И мама покосилась на меня.
Мы молча шли домой, сменивши обувь.
Мне тоже быть хотелось балериной,
тянулась я ботиночком к затылку
и догоняла маму, семеня.
Я думала, что птица — понарошку,
и радовалась, что в постель не гнали,
и, начитавшись, приставала к маме,
бывает ли сейчас туберкулез,
но мама любовалась новой брошкой,
ей Диккенс был знаком в оригинале
и стал присущ английский шик с годами…
А я над Диккенсом лила потоки слез.
…………………………
Проехав Гринвич или Пикадилли,
как в фильме «Астенический синдром»,
спал некто. Пассажиры выходили,
а он все спал в старейшем из метро.
Спал день за днем, и дорогущий Nikon
висел на шее, словно талисман,
он звал во сне кого-то птичьим криком,
и даже Шерлок голову сломал.
***
Мы сидим, уставясь в мониторы,
между нами — хитрый лабиринт,
одичали, будто минотавры,
ты мой номер, что ли, набери,
помнишь — тридцать два—сорок четыре,
позвони и в трубку подыши,
где-то бьют колокола литые
за покой какой-нибудь души…
нам с тобою встретиться непросто,
коридоры замело песком,
у меня пальто есть не по росту,
подвяжусь плетеным пояском
да и выйду, что ль, к тебе навстречу,
еле-еле ноги волоча,
мне бы звук живой услышать речи,
мне б коснуться теплого плеча,
мне бы губы окунуть в густую,
как молчанье, темноту вина,
мне бы сократить одну шестую,
все равно не видно ни хрена…
не зевнуть бы поворот, зарос он,
там сидит ворона на дубу,
обратись к ней вежливо с вопросом —
и она накаркает судьбу.
***
Мы старые глупые дети салютов,
веселых попоек с нехваткой стола,
бесплодных, как трёп, сокровенных поллюций
с мечтой о свободе и жаждой тепла.
Исходит мое обветшалое время,
сквозит на просвет, как дырявый ватин…
Куда вы?
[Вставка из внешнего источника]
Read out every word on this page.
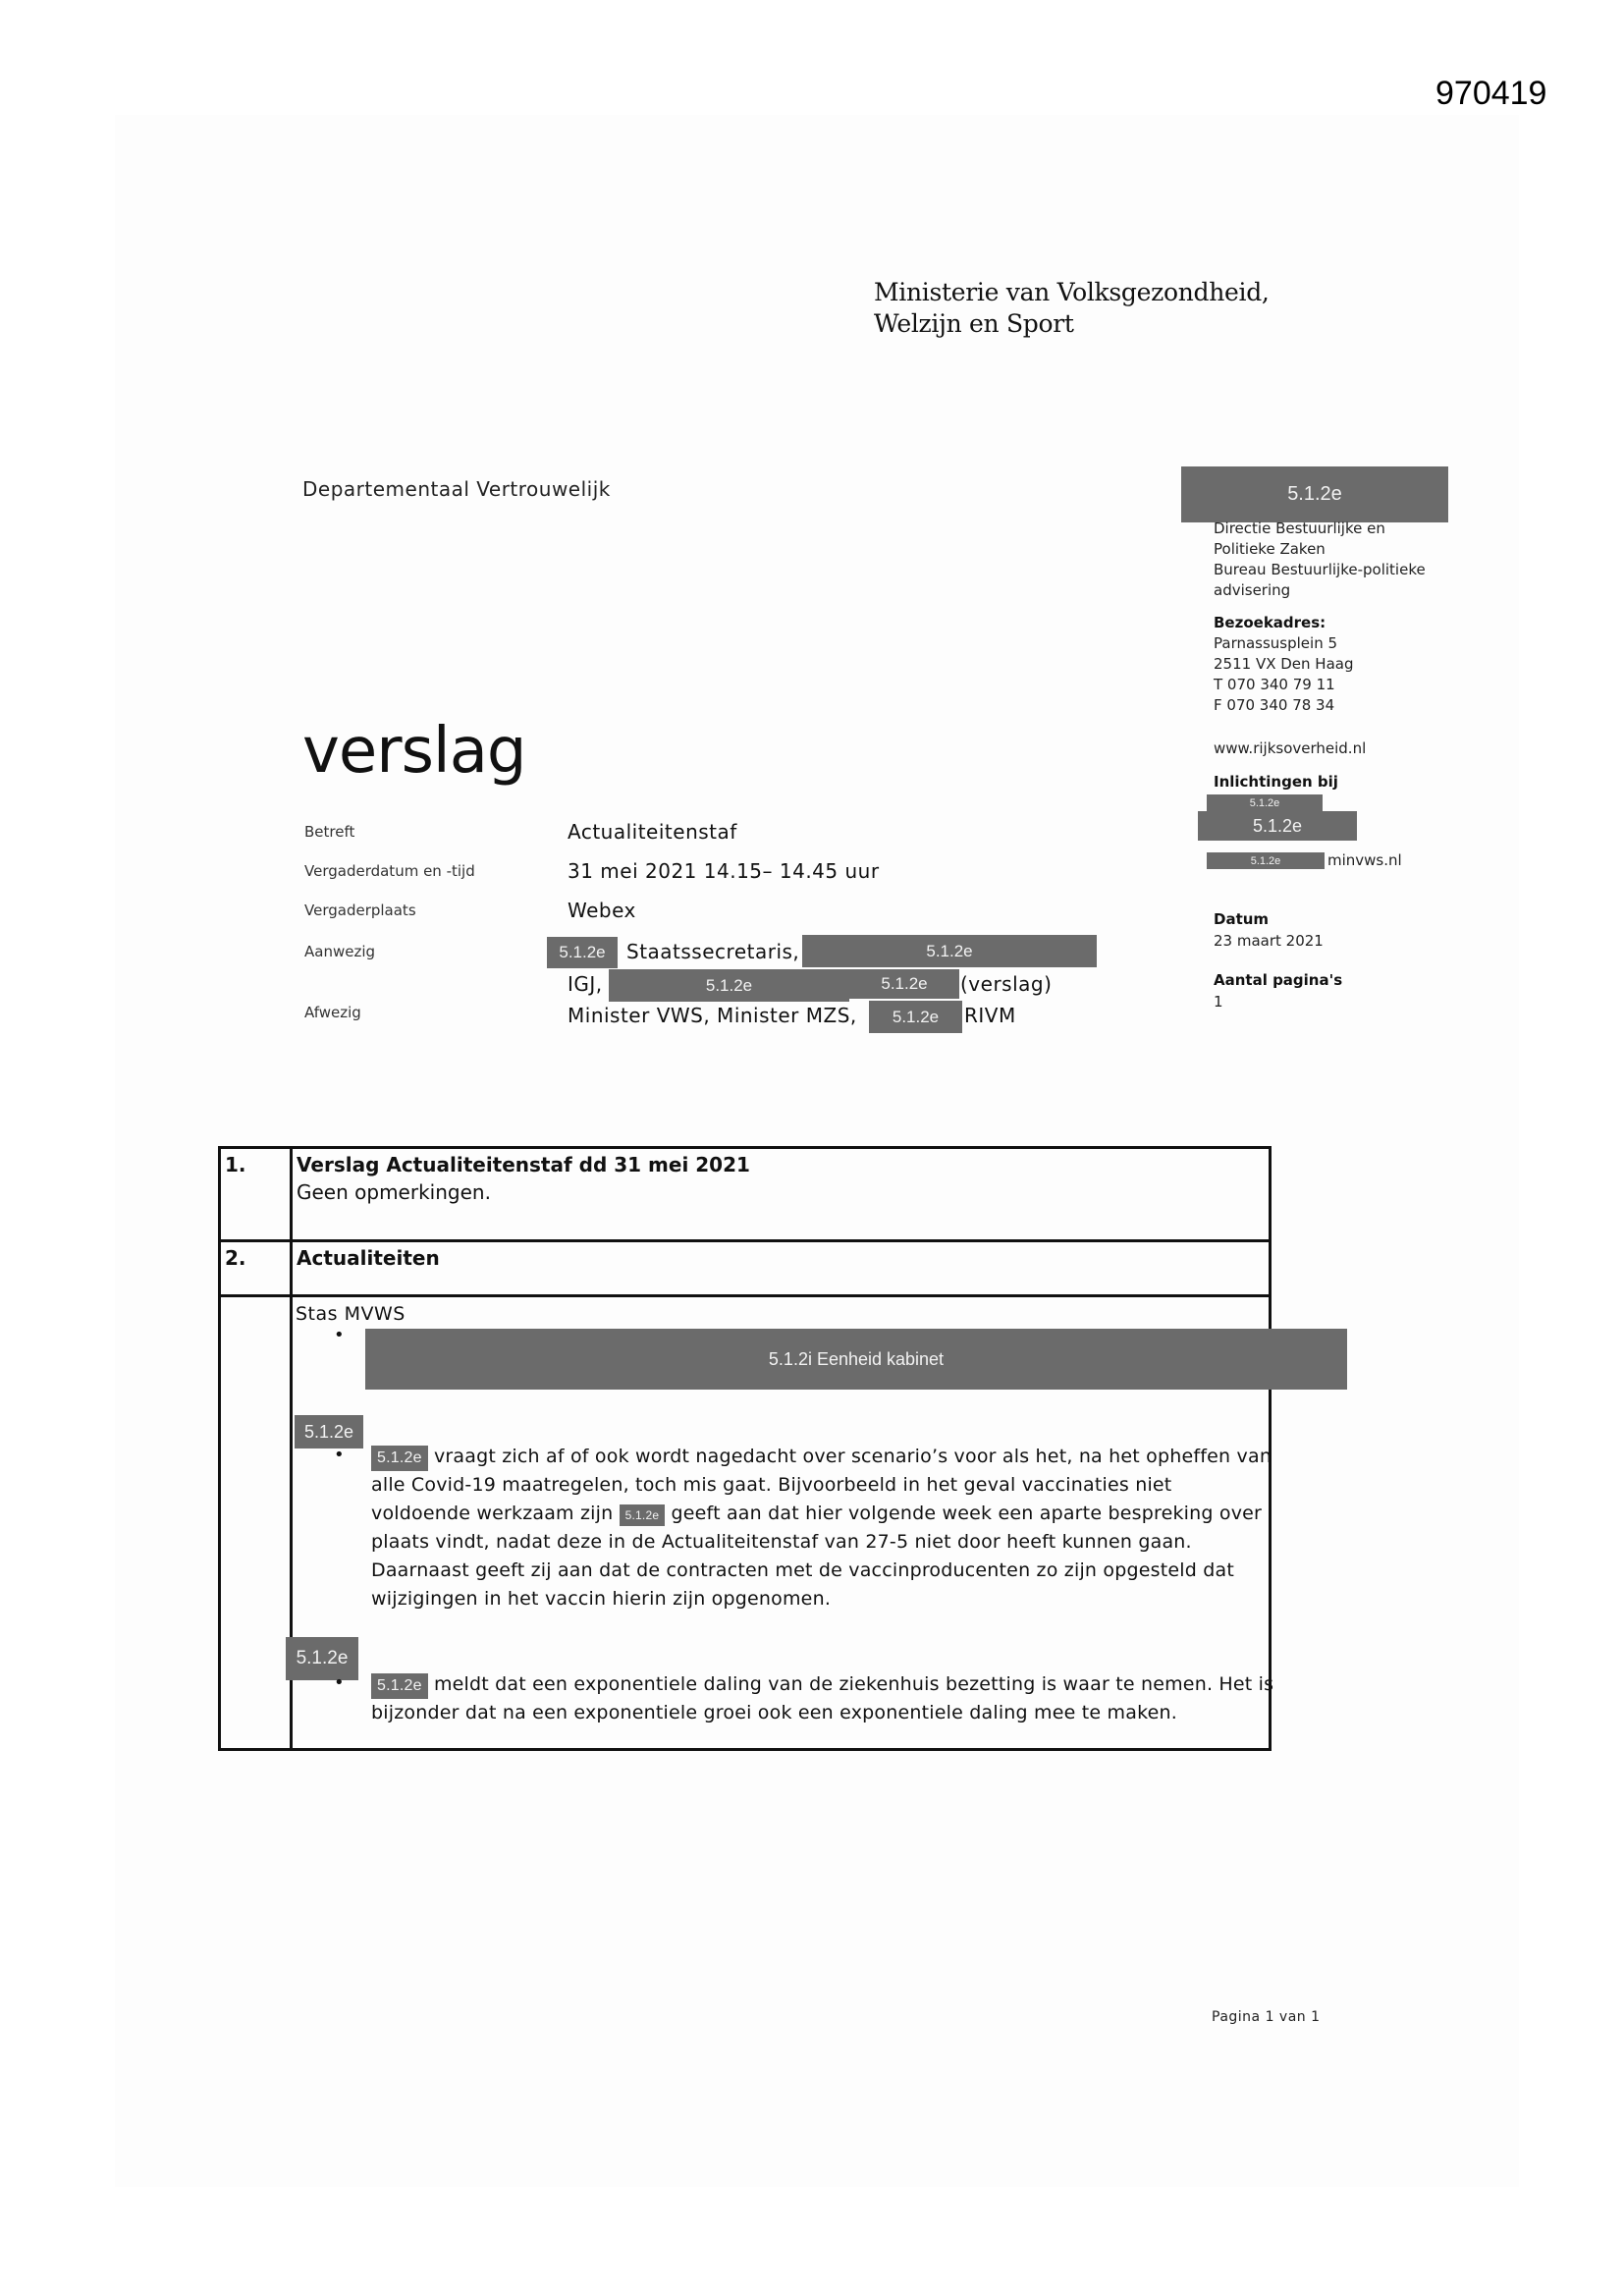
970419
Ministerie van Volksgezondheid,
Welzijn en Sport
Departementaal Vertrouwelijk
verslag
Betreft	Actualiteitenstaf
Vergaderdatum en -tijd	31 mei 2021 14.15– 14.45 uur
Vergaderplaats	Webex
Aanwezig	5.1.2e	Staatssecretaris,	5.1.2e
IGJ,	5.1.2e	5.1.2e	(verslag)
Afwezig	Minister VWS, Minister MZS,	5.1.2e	RIVM
5.1.2e
Directie Bestuurlijke en
Politieke Zaken
Bureau Bestuurlijke-politieke
advisering
Bezoekadres:
Parnassusplein 5
2511 VX Den Haag
T 070 340 79 11
F 070 340 78 34
www.rijksoverheid.nl
Inlichtingen bij
5.1.2e
5.1.2e
5.1.2e	minvws.nl
Datum
23 maart 2021
Aantal pagina's
1
1.	Verslag Actualiteitenstaf dd 31 mei 2021
Geen opmerkingen.

2.	Actualiteiten

Stas MVWS
•
5.1.2i Eenheid kabinet
5.1.2e
•	5.1.2e vraagt zich af of ook wordt nagedacht over scenario’s voor als het, na het opheffen van
alle Covid-19 maatregelen, toch mis gaat. Bijvoorbeeld in het geval vaccinaties niet
voldoende werkzaam zijn 5.1.2e geeft aan dat hier volgende week een aparte bespreking over
plaats vindt, nadat deze in de Actualiteitenstaf van 27-5 niet door heeft kunnen gaan.
Daarnaast geeft zij aan dat de contracten met de vaccinproducenten zo zijn opgesteld dat
wijzigingen in het vaccin hierin zijn opgenomen.
5.1.2e
•	5.1.2e meldt dat een exponentiele daling van de ziekenhuis bezetting is waar te nemen. Het is
bijzonder dat na een exponentiele groei ook een exponentiele daling mee te maken.
Pagina 1 van 1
Там только пустыня, евреи!
Вернитесь в утробу московских квартир!
Но нет, не вернутся, стартуют, не глядя
в глаза мне, долой из нагретых конур.
Взметнулись пространства морозные пряди,
ну, вот и свобода. Прощай, Байконур.
Толпимся на Кунцевском и на Введенском,
в отверстую землю глядим на Донском,
а надо бы в небо до боли вглядеться,
где меж облаков кто-то реет гуськом.
С их крылышек сеется вниз позолота.
Алё, вас не слышно, не слышно, алё!
В режиме полета… в режиме полета…
в режиме полета… в режиме полё…
***
Скачет в окне синица,
важно пыхтит снегирь,
нет у них поясницы,
нету на ножках гирь,
и ты проснешься однажды,
легкий, как голубок, —
как голубок бумажный,
летящий немного вбок,
больно совсем не будет,
только слегка мороз
сталью кольнет под грудью,
в сердце вводя наркоз.
***
У нас была великая эпоха
в стране, отдельно взятой и суровой,
мы ели дрянь и одевались плохо,
и знать не знали, что портвейн бывает
не рашпильный, как на углу в подвале,
а бархатный, как платье у Орловой.
Хотелось дотянуться хоть до Польши —
блеснуть, как скажут дети, в «универе».
Мужской пиджак на два размера больше
и клеши в клеточку! О, Верка понимала…
(а мерку на глазок она снимала),
и воздавалось каждому по вере.
Мы заграниц не видели ни разу,
хранили Таллин в камушке зашитым,
матрас на крыше — римская терраса,
там пятых копий папиросный шорох
шуршал, как древоточец, в наших шорах,
там голуби с венецианским шиком
пронизывали кисею Висконти,
надменно сея цинковые кляксы…
Реакция волшебного с посконным:
уборная, одна на десять комнат
(кому досталось — слава богу, помнят),
рупь — койка в Гаграх, и Козел на саксе.
А кроме, кроме — в доме Нирензее
(музей эпох, хранилище сюжетов,
сам — многослойный экспонат музея) —
под водку с самой пролетарской пищей
голодное клубилось токовище
отдельно взятых чокнутых поэтов,
назначивших себе земную цену
быть гениями. Так писали, будто
никто до них с эпохи миоцена
не сочинял. И дай ему рубанок —
им настрогал бы пьяный в дым Губанов
небесный вальс танцующие буквы.
В дыму той нирензеевской лачуги,
держа прямыми пальцев веретёна,
сучил и прял гармонию Бачурин
и ждал, чтобы его расшевелили,
князёк московский Боря Кочейшвили,
и Ольга замирала обречённо…
Я девочкой застала те Афины
героев, гениев, гетер и гегемонов.
С тех пор во мне гнездятся эндорфины —
гормоны радостной и небывалой жизни,
хотя давно истлели розовые джинсы,
которые мне сшил тогда Лимонов.
***
Я расскажу вам, как умирают собаки.
Они прячутся там, где не слышно шагов, свиста и
речи,
на пустыре, в лопухах, где помойные баки,
закрывают глаза и уши, чтоб ничто не мешало
готовиться к встрече.
Собачий бог — вылитый хозяин, но светлее и чище,
от него не пахнет табаком и водкой,
исключительно колбасой и другою, небесной пищей,
и весенней землей, и песком, и перевернутой лодкой,
что сохнет на берегу среди водорослей и потрохов.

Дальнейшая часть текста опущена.